Single by Eddy Arnold, The Tennessee Plowboy and His Guitar
- B-side: There's Not a Thing (I Wouldn’t Do for You)
- Published: February 22, 1949 by Hill and Range Songs, Inc., Hollywood, Calif.
- Released: January 21, 1949
- Recorded: December 21, 1948
- Studio: RCA Victor, New York City
- Genre: Country
- Length: 2:37
- Label: RCA Victor 48-0042
- Songwriter: Jenny Lou Carson

Eddy Arnold, The Tennessee Plowboy and His Guitar singles chronology
| "A Heart Full of Love (For a Handful of Kisses) / Then I Turned and Walked Slowly Away" (1948) | "Don't Rob Another Man's Castle" (1949) | "The Echo of Your Footsteps / One Kiss Too Many" (1949) |

= Don't Rob Another Man's Castle =

1949 song by Jenny Lou Carson

"Don't Rob Another Man's Castle" is a song written by Jenny Lou Carson.

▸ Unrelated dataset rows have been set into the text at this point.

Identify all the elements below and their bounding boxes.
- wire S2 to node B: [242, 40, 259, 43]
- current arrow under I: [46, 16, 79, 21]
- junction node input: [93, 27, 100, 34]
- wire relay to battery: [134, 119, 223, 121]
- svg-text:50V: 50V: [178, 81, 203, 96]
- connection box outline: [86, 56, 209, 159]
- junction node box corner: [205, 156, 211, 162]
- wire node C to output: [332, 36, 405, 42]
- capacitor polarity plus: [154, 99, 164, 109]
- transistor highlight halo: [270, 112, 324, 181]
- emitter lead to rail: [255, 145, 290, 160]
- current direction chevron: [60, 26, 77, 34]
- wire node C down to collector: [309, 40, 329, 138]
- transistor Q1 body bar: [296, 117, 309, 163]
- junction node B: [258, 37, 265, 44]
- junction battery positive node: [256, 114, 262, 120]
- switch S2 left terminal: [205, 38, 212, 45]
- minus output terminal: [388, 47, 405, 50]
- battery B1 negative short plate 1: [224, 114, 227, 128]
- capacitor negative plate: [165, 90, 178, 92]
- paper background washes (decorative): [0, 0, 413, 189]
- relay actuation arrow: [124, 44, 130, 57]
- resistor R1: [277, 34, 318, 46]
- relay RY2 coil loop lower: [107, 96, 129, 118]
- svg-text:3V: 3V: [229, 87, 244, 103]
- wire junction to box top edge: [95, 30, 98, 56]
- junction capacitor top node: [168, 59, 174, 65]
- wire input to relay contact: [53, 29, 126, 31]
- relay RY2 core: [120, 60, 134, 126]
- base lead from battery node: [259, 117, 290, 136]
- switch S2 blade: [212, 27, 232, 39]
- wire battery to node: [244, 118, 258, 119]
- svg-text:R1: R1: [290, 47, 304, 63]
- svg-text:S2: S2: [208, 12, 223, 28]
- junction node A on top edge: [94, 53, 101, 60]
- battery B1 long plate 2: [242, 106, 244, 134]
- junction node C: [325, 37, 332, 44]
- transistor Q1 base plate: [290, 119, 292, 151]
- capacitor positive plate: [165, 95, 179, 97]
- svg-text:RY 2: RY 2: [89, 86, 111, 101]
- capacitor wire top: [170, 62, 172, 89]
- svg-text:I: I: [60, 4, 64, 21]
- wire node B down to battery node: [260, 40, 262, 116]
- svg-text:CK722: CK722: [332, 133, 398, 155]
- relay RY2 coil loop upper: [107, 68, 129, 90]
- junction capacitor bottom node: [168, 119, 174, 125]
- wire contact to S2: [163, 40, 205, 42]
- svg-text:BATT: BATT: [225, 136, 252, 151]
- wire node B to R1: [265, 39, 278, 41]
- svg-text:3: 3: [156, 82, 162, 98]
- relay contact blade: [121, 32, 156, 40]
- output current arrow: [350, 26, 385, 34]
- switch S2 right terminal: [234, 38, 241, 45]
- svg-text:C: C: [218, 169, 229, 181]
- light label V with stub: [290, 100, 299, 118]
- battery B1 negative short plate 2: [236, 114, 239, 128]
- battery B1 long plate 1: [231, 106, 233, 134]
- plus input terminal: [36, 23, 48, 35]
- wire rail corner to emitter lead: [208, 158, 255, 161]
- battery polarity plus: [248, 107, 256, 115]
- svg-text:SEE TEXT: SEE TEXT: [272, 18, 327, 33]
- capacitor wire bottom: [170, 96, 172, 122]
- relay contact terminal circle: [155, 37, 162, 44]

First recorded by Eddy Arnold on December 21, 1948 at RCA Victor Studio 1 at 155 East 24th St. in New York City, the song reached No. 1 on the Billboard Folk Best Seller chart in 1949.

==Cover versions==
- Later in 1949, Ernest Tubb and The Andrews Sisters along with The Texas Troubadors, took their version of the song to No. 10 on the Folk Best Seller List.
- in 1952, Guy Mitchell with accompaniment by Mitch Miller and his orchestra released their version.